The Bitap Algorithm , known as the Shift-Or Algorithm , is a string-searching algorithm that efficiently performs approximate string matching. It is particularly useful for finding a pattern within a text when there might be errors or variations in the pattern. The bitmap algorithm was introduced by John Colquhoun and Gaston Gonnet in 1980 .
Example:
Let us take a C++ Program to Implement the Bitap Algorithm for String Matching.
#include <string>
#include <map>
#include <iostream>
using namespace std;
int bitmap_search(string t, string p) {
int m = p.length();
long p_mask[300];
long A = ~1;
if (m == 0)
return -1;
if (m >63) {
cout<<"Pattern is too long!";//if pattern is too long
return -1;
}
for (int i = 0; i <= 299; ++i)
p_mask[i] = ~0;
for (int i = 0; i < m; ++i)
p_mask[p[i]] &= ~(1L << i);
for (int i = 0; i < t.length(); ++i) {
A |= p_mask[t[i]];
A <<= 1;
if ((A & (1L << m)) == 0)
return i - m + 1;
}
return -1;
}
void findPattern(string t, string p) {
int position = bitmap_search(t, p);//initialize the position with the function bitmap_search
if (position == -1)
cout << "\nNo Match\n";
else
cout << "\nPattern found at position : " << position;
}
int main(int argc, char **argv) {
cout << "Enter Text:\n";
string t;
cin >>t;
cout << "Enter Pattern:\n";
string p;
cin >>p;
findPattern(t, p);
}
Output:
Explanation:
This program implements the Bitap Algorithm for String Matching. The variables present in the program are 't', which represents the input text, 'p' is the input pattern, 'm' represents the length of the pattern, 'p_mask' represents an array of bit masks for each character in the pattern, 'A' is a variable used for bitwise operations, 'position' represents the position where the pattern is found in the text.

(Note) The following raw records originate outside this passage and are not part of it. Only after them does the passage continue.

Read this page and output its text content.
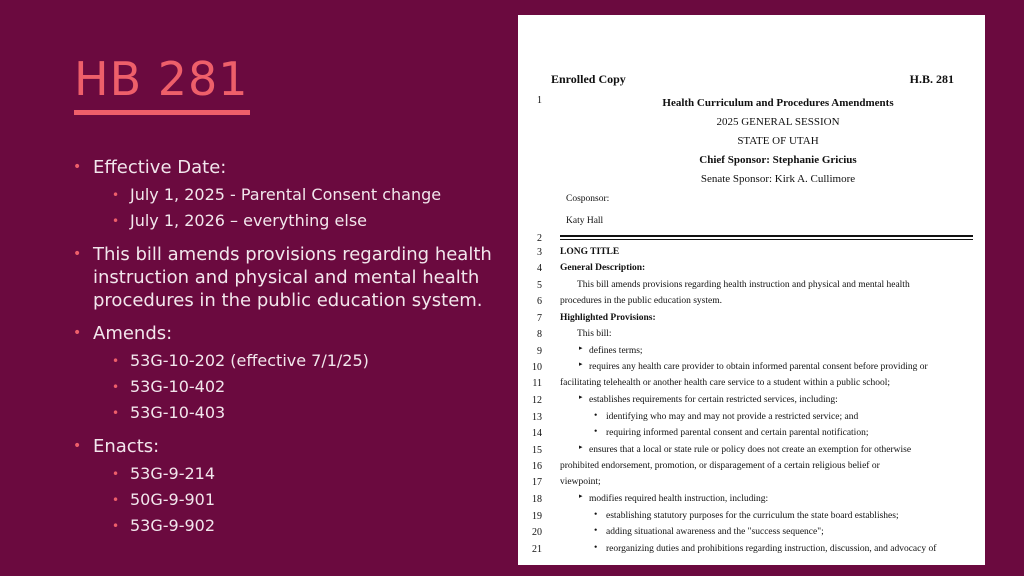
HB 281
• Effective Date:
• July 1, 2025 - Parental Consent change
• July 1, 2026 – everything else
• This bill amends provisions regarding health instruction and physical and mental health procedures in the public education system.
• Amends:
• 53G-10-202 (effective 7/1/25)
• 53G-10-402
• 53G-10-403
• Enacts:
• 53G-9-214
• 50G-9-901
• 53G-9-902
Enrolled Copy	H.B. 281
1	Health Curriculum and Procedures Amendments
2025 GENERAL SESSION
STATE OF UTAH
Chief Sponsor: Stephanie Gricius
Senate Sponsor: Kirk A. Cullimore
Cosponsor:
Katy Hall
2
3 LONG TITLE
4 General Description:
5	This bill amends provisions regarding health instruction and physical and mental health
6 procedures in the public education system.
7 Highlighted Provisions:
8	This bill:
9	▸ defines terms;
10	▸ requires any health care provider to obtain informed parental consent before providing or
11 facilitating telehealth or another health care service to a student within a public school;
12	▸ establishes requirements for certain restricted services, including:
13	• identifying who may and may not provide a restricted service; and
14	• requiring informed parental consent and certain parental notification;
15	▸ ensures that a local or state rule or policy does not create an exemption for otherwise
16 prohibited endorsement, promotion, or disparagement of a certain religious belief or
17 viewpoint;
18	▸ modifies required health instruction, including:
19	• establishing statutory purposes for the curriculum the state board establishes;
20	• adding situational awareness and the "success sequence";
21	• reorganizing duties and prohibitions regarding instruction, discussion, and advocacy of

The function 'bitmapsearch' takes the string 't' and pattern 'p' and returns the position of the pattern in the text or -1 if not found. This function uses bit manipulation to search for the pattern in the text. It creates bit masks for the character in the pattern and then performs bitwise operations to identify the position of the pattern in the text. Another function named the find pattern function takes the string 't' as input text and string 'p' as the pattern and displays whether the pattern is found and its position. This function calls the bitmapsearch function and prints the result. If the pattern is found, it displays the position otherwise and prints 'No Match' .
The main function takes two strings, representing the user's input string and pattern. After that, calls findpattern function to search for the pattern and display the result.
Example 2:
Let us take another way to implement Bitap Algorithm for String Matching in C++.
#include <iostream>
#include <bitset>
#include <vector>
using namespace std;
const int ALPHABET_SIZE = 256;
class Bitap {
public:
Bitap(const string& pattern) : pattern_(pattern), patternLength_(pattern.length()) {
preprocess();
}
void search(const string& text) {
int textLength = text.length();
bitset<ALPHABET_SIZE> R(1);
for (int i = 0; i < textLength; ++i) {
R = ((R << 1) & textMasks_[text[i]]) | bitset<ALPHABET_SIZE>(1);
if (R.test(patternLength_ - 1)) {
cout << "Pattern found at index " << i - patternLength_ + 1 << endl;
}
}
}
private:
void preprocess() {
textMasks_.resize(ALPHABET_SIZE, 0);
for (int i = 0; i < patternLength_; ++i) {
textMasks_[pattern_[i]] |= bitset<ALPHABET_SIZE>(1) << i;
}
}
string pattern_;
int patternLength_;
vector<bitset<ALPHABET_SIZE>> textMasks_;
};
int main() {
string text, pattern;
cout << "Enter the text: ";
getline(cin, text);
cout << "Enter the pattern: ";
getline(cin, pattern);
Bitap bitap(pattern);
bitap.search(text);
return 0;
}
Output:
Explanation:
This program implements the Bitap Algorithm for string matching. It efficiently searches for a pattern within a text, providing approximate string-matching capabilities. This program has a Bitap class containing a constructor that accepts the patterns and calculates their length. The functions present in the class are the Preprocess function and Search functions. Preprocess function creates a bit masks for each character in the pattern, stored in the textMasks_vector . The Search function uses bitwise operations to find the pattern in the text and prints the positions where the pattern is found. The main function takes the input for the text and pattern from the user and displays the positions where the pattern is found in the text. This main function will create an instance or object of the Bitmap class with the provided pattern, ask the user for input, and call the Search function of the Bitap class to find and print the positions where the pattern is found in the text.